The base URL is /comment/vote.json. This action requires an AJAX-like call. That is, your request header must contain X-Requested-With: XMLHttpRequest

I can't change the user agent and headers with jsonp.

ethereal-wolf said:
I can't change the user agent and headers with jsonp.

You may not be able to change the User-Agent with JSONP, still, you can always add the user agent using other ways, in JavaScript for example, it would be like this:

Object.defineProperty(navigator, 'userAgent', {
    get: function () { return 'PROJECT_NAME/VERSION (by YOUR_E621_USERNAME)'; }
});

The string between quotes is how e621 tells us to make the agent in the API page.

Mostly every programming language has it's way to change the User-Agent for a request or the application in general.

ethereal-wolf said:
I can't change the user agent and headers with jsonp.

Why? User-Agent and other headers are part of HTTP itself, not part of the JSON or XML api that's layered on top of it. Unless the system you're using is stunningly crippled, it has support for these things.

Alastair_Rayls said:
You may not be able to change the User-Agent with JSONP, still, you can always add the user agent using other ways, in JavaScript for example, it would be like this:

Object.defineProperty(navigator, 'userAgent', {
    get: function () { return 'PROJECT_NAME/VERSION (by YOUR_E621_USERNAME)'; }
});

The string between quotes is how e621 tells us to make the agent in the API page.

Mostly every programming language has it's way to change the User-Agent for a request or the application in general.

savageorange said:
Why? User-Agent and other headers are part of HTTP itself, not part of the JSON or XML api that's layered on top of it. Unless the system you're using is stunningly crippled, it has support for these things.

I probably wasn't very clear about the environment the app runs in. This app I was talking about ( https://ethanl.gitlab.io/#/e621 ) is not running inside Electron, Cordova, or the like, it's running inside a normal browser. This thread is rather old and authentication is working now for me - using a proxy 😐. It's just not as secure as it should be.

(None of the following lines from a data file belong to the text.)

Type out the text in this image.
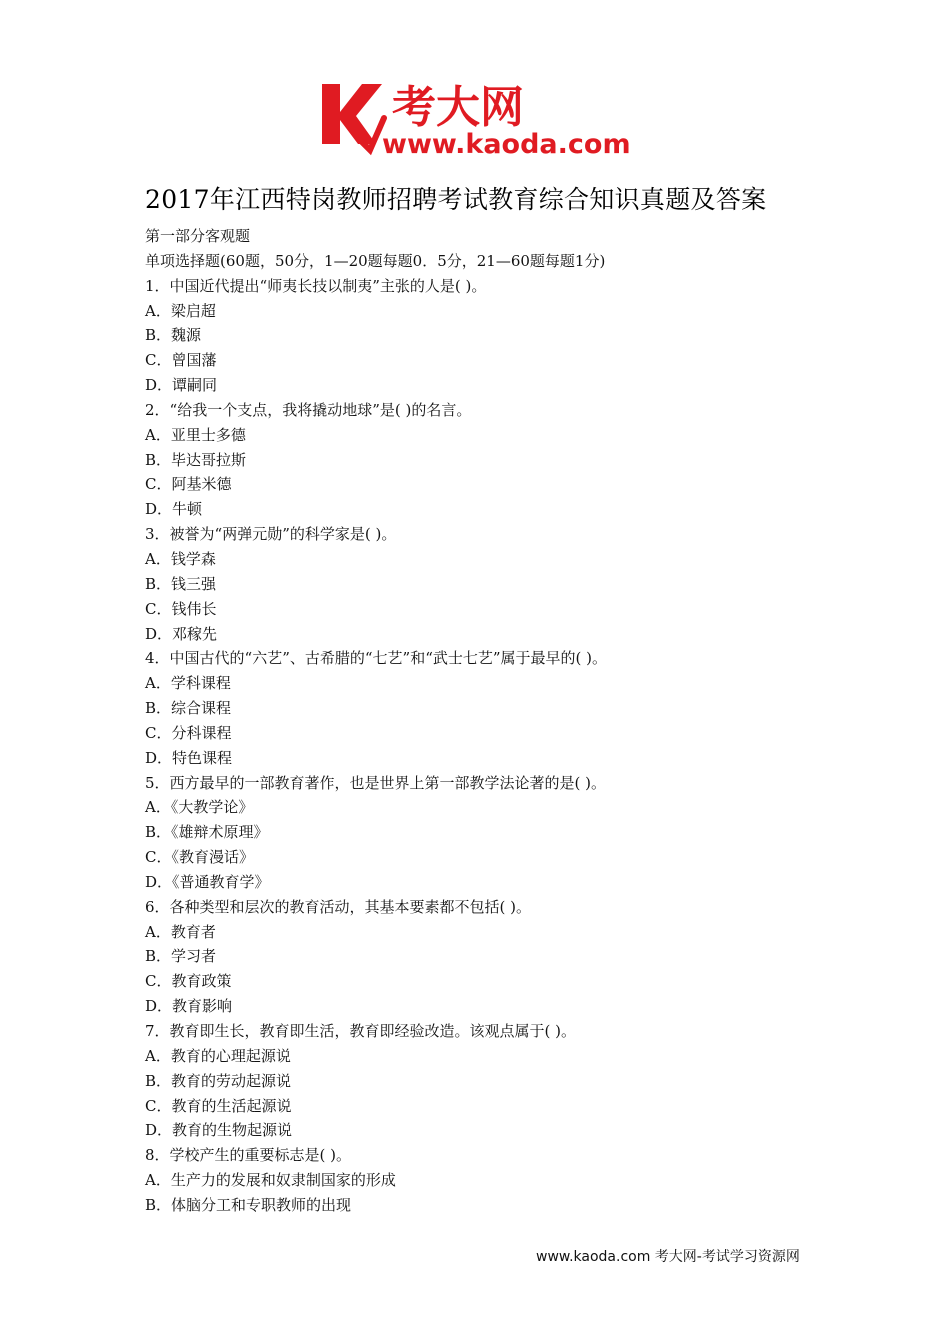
考大网
www.kaoda.com
2017年江西特岗教师招聘考试教育综合知识真题及答案
第一部分客观题
单项选择题(60题，50分，1—20题每题0．5分，21—60题每题1分)
1．中国近代提出“师夷长技以制夷”主张的人是( )。
A．梁启超
B．魏源
C．曾国藩
D．谭嗣同
2．“给我一个支点，我将撬动地球”是( )的名言。
A．亚里士多德
B．毕达哥拉斯
C．阿基米德
D．牛顿
3．被誉为“两弹元勋”的科学家是( )。
A．钱学森
B．钱三强
C．钱伟长
D．邓稼先
4．中国古代的“六艺”、古希腊的“七艺”和“武士七艺”属于最早的( )。
A．学科课程
B．综合课程
C．分科课程
D．特色课程
5．西方最早的一部教育著作，也是世界上第一部教学法论著的是( )。
A．《大教学论》
B．《雄辩术原理》
C．《教育漫话》
D．《普通教育学》
6．各种类型和层次的教育活动，其基本要素都不包括( )。
A．教育者
B．学习者
C．教育政策
D．教育影响
7．教育即生长，教育即生活，教育即经验改造。该观点属于( )。
A．教育的心理起源说
B．教育的劳动起源说
C．教育的生活起源说
D．教育的生物起源说
8．学校产生的重要标志是( )。
A．生产力的发展和奴隶制国家的形成
B．体脑分工和专职教师的出现
www.kaoda.com 考大网-考试学习资源网
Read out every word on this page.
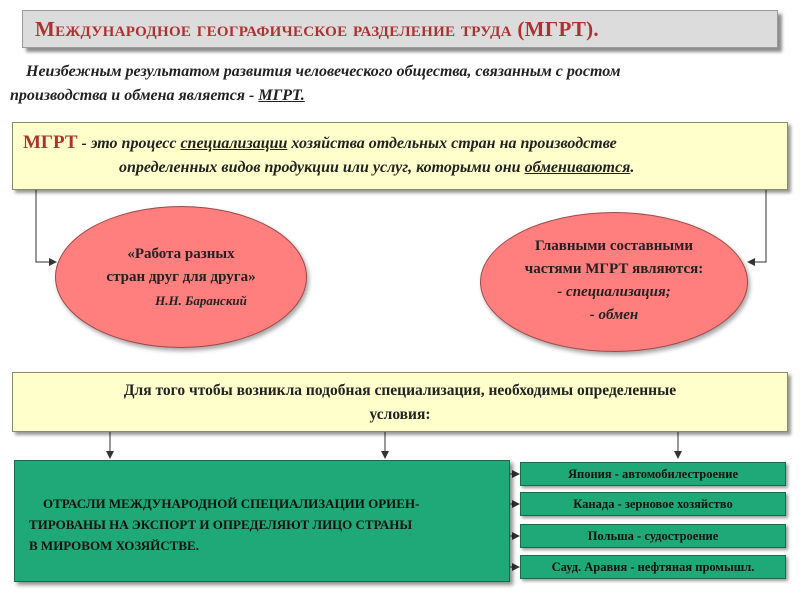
Международное географическое разделение труда (МГРТ).
Неизбежным результатом развития человеческого общества, связанным с ростом
производства и обмена является - МГРТ.
МГРТ - это процесс специализации хозяйства отдельных стран на производстве
определенных видов продукции или услуг, которыми они обмениваются.
«Работа разных
стран друг для друга»
Н.Н. Баранский
Главными составными
частями МГРТ являются:
- специализация;
- обмен
Для того чтобы возникла подобная специализация, необходимы определенные
условия:
ОТРАСЛИ МЕЖДУНАРОДНОЙ СПЕЦИАЛИЗАЦИИ ОРИЕН-
ТИРОВАНЫ НА ЭКСПОРТ И ОПРЕДЕЛЯЮТ ЛИЦО СТРАНЫ
В МИРОВОМ ХОЗЯЙСТВЕ.
Япония - автомобилестроение
Канада - зерновое хозяйство
Польша - судостроение
Сауд. Аравия - нефтяная промышл.
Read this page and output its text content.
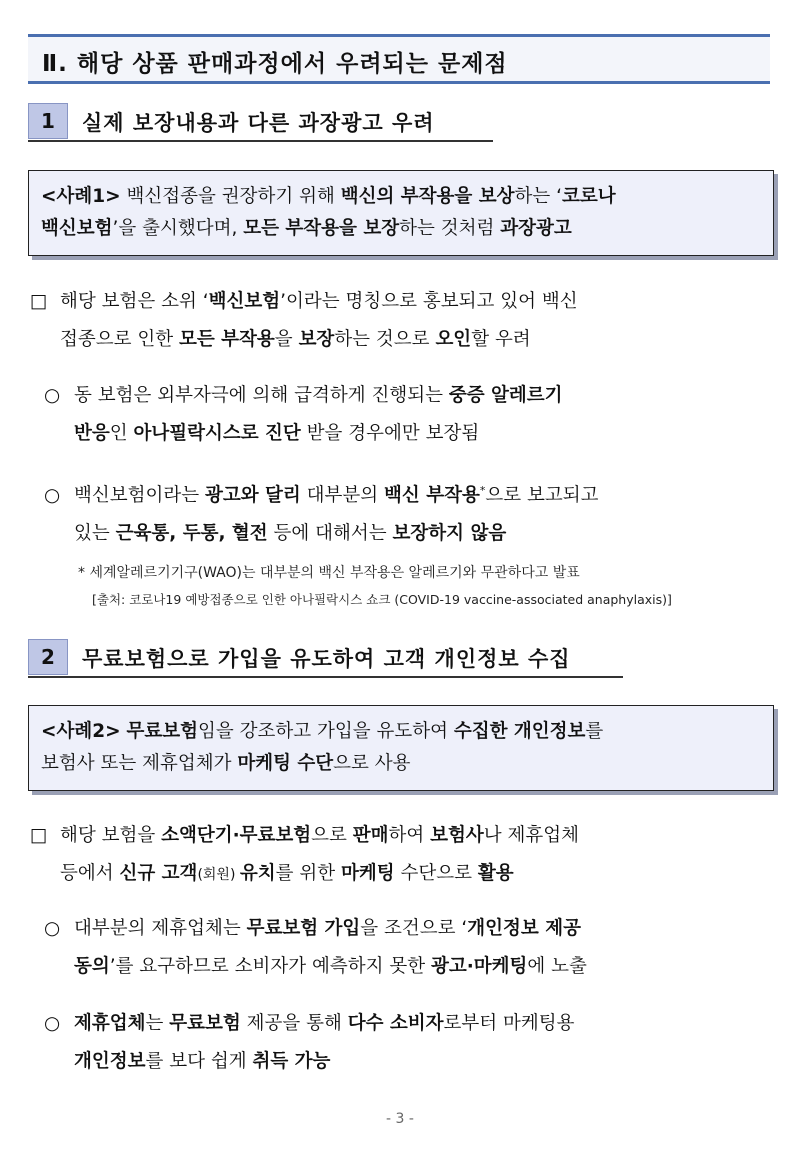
Ⅱ. 해당 상품 판매과정에서 우려되는 문제점
1	실제 보장내용과 다른 과장광고 우려
<사례1> 백신접종을 권장하기 위해 백신의 부작용을 보상하는 ‘코로나
백신보험’을 출시했다며, 모든 부작용을 보장하는 것처럼 과장광고
□ 해당 보험은 소위 ‘백신보험’이라는 명칭으로 홍보되고 있어 백신
접종으로 인한 모든 부작용을 보장하는 것으로 오인할 우려
○ 동 보험은 외부자극에 의해 급격하게 진행되는 중증 알레르기
반응인 아나필락시스로 진단 받을 경우에만 보장됨
○ 백신보험이라는 광고와 달리 대부분의 백신 부작용*으로 보고되고
있는 근육통, 두통, 혈전 등에 대해서는 보장하지 않음
* 세계알레르기기구(WAO)는 대부분의 백신 부작용은 알레르기와 무관하다고 발표
[출처: 코로나19 예방접종으로 인한 아나필락시스 쇼크 (COVID-19 vaccine-associated anaphylaxis)]
2	무료보험으로 가입을 유도하여 고객 개인정보 수집
<사례2> 무료보험임을 강조하고 가입을 유도하여 수집한 개인정보를
보험사 또는 제휴업체가 마케팅 수단으로 사용
□ 해당 보험을 소액단기·무료보험으로 판매하여 보험사나 제휴업체
등에서 신규 고객(회원) 유치를 위한 마케팅 수단으로 활용
○ 대부분의 제휴업체는 무료보험 가입을 조건으로 ‘개인정보 제공
동의’를 요구하므로 소비자가 예측하지 못한 광고·마케팅에 노출
○ 제휴업체는 무료보험 제공을 통해 다수 소비자로부터 마케팅용
개인정보를 보다 쉽게 취득 가능
- 3 -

I know that you can change headers for XMLHttpRequests/fetch, but you can't change headers for script sources. This is a great security feature, since these requests can bypass cors.

The main problem is that the X-Requested-With header can't be modified by any script from any domain. It is set by the browser when using XMLHttpRequests/fetch. And since the e621 API doesn't allow cors requests, any endpoint that requires credentials can't be used with JSONP.

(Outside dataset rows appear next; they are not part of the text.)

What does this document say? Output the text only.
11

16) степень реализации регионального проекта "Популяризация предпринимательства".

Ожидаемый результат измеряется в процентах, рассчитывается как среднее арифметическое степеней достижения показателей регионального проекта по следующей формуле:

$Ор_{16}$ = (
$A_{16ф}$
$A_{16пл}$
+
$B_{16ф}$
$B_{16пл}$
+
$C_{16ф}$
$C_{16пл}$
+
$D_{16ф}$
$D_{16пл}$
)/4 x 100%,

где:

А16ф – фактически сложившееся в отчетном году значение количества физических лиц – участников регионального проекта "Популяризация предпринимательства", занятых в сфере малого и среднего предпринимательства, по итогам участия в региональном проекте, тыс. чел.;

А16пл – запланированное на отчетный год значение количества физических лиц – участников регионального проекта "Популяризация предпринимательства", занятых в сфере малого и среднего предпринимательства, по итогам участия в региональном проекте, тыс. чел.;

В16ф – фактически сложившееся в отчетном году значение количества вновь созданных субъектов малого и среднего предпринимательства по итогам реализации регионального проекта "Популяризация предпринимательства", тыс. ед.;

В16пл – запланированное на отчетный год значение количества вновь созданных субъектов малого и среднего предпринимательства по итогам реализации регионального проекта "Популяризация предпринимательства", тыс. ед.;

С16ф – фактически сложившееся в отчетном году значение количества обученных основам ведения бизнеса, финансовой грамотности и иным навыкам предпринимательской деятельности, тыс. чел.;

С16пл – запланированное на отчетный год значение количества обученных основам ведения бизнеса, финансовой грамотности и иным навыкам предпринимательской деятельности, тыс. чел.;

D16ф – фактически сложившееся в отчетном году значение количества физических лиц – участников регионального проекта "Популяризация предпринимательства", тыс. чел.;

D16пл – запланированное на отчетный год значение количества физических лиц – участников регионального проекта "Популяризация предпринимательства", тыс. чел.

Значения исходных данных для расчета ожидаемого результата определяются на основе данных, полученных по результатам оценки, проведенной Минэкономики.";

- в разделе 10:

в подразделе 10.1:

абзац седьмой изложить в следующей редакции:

// try to run this in the console of this tab and a new tab with another page from a different domain 
fetch("https://e621.net/post/index.json").then(console.log).catch(console.log)

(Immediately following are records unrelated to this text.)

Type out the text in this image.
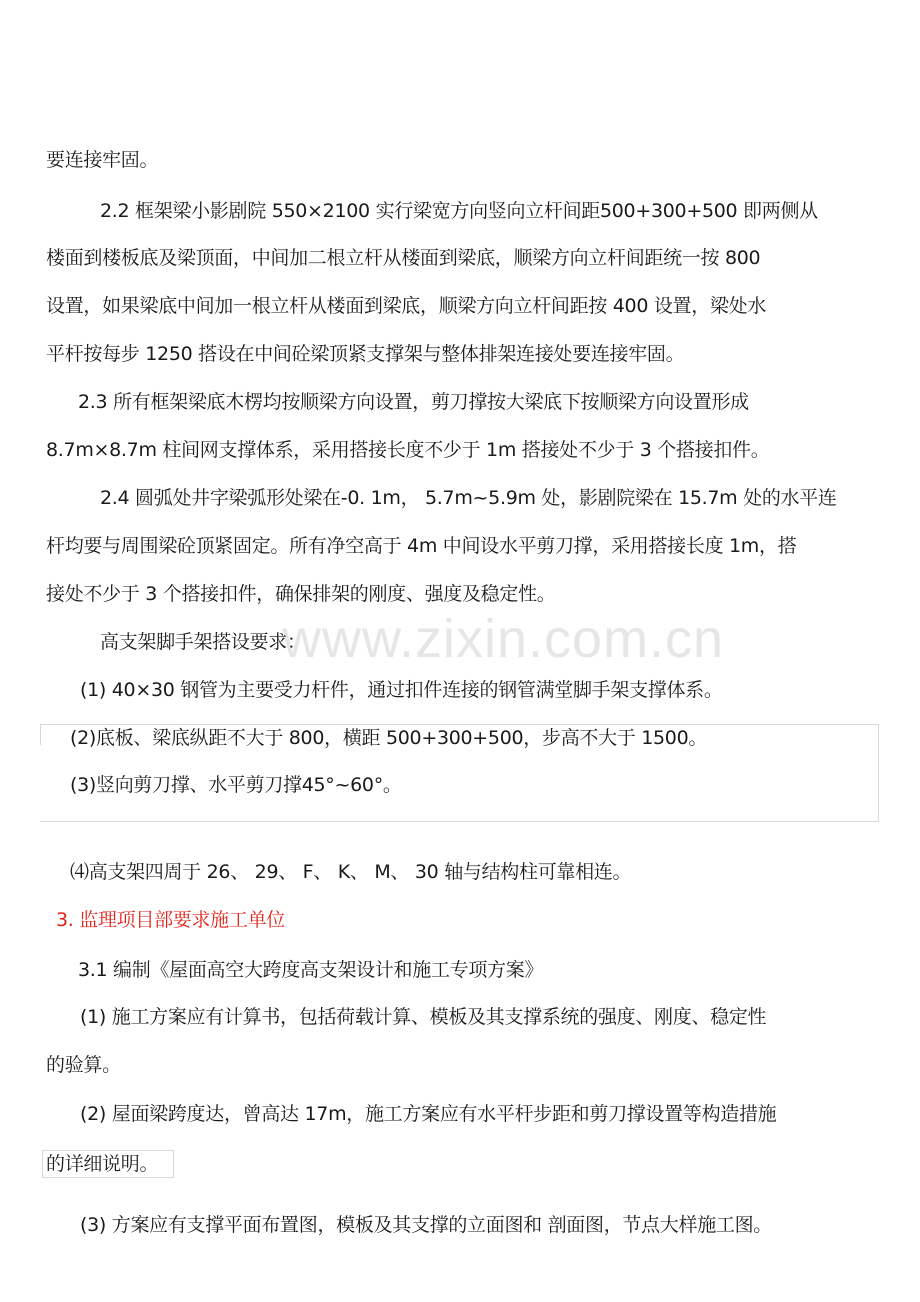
www.zixin.com.cn
要连接牢固。
2.2 框架梁小影剧院 550×2100 实行梁宽方向竖向立杆间距500+300+500 即两侧从
楼面到楼板底及梁顶面，中间加二根立杆从楼面到梁底，顺梁方向立杆间距统一按 800
设置，如果梁底中间加一根立杆从楼面到梁底，顺梁方向立杆间距按 400 设置，梁处水
平杆按每步 1250 搭设在中间砼梁顶紧支撑架与整体排架连接处要连接牢固。
2.3 所有框架梁底木楞均按顺梁方向设置，剪刀撑按大梁底下按顺梁方向设置形成
8.7m×8.7m 柱间网支撑体系，采用搭接长度不少于 1m 搭接处不少于 3 个搭接扣件。
2.4 圆弧处井字梁弧形处梁在-0. 1m， 5.7m~5.9m 处，影剧院梁在 15.7m 处的水平连
杆均要与周围梁砼顶紧固定。所有净空高于 4m 中间设水平剪刀撑，采用搭接长度 1m，搭
接处不少于 3 个搭接扣件，确保排架的刚度、强度及稳定性。
高支架脚手架搭设要求：
(1) 40×30 钢管为主要受力杆件，通过扣件连接的钢管满堂脚手架支撑体系。
(2)底板、梁底纵距不大于 800，横距 500+300+500，步高不大于 1500。
(3)竖向剪刀撑、水平剪刀撑45°~60°。
⑷高支架四周于 26、 29、 F、 K、 M、 30 轴与结构柱可靠相连。
3. 监理项目部要求施工单位
3.1 编制《屋面高空大跨度高支架设计和施工专项方案》
(1) 施工方案应有计算书，包括荷载计算、模板及其支撑系统的强度、刚度、稳定性
的验算。
(2) 屋面梁跨度达，曾高达 17m，施工方案应有水平杆步距和剪刀撑设置等构造措施
的详细说明。
(3) 方案应有支撑平面布置图，模板及其支撑的立面图和 剖面图，节点大样施工图。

// promise resolves on e621.net
// promise rejects on any other domain

This is the console output:

Access to fetch at 'https://e621.net/post/index.json' from origin 'https://www.google.com' has been blocked by CORS policy: No 'Access-Control-Allow-Origin' header is present on the requested resource. If an opaque response serves your needs, set the request's mode to 'no-cors' to fetch the resource with CORS disabled.
TypeError: Failed to fetch
VM70:1 Cross-Origin Read Blocking (CORB) blocked cross-origin response https://e621.net/post/index.json with MIME type application/json. See https://www.chromestatus.com/feature/5629709824032768 for more details.
(anonymous) @ VM70:1

The simplest solution would be to add Access-Control-Allow-Origin: * to every request to the API 😜. But e621 won't do that.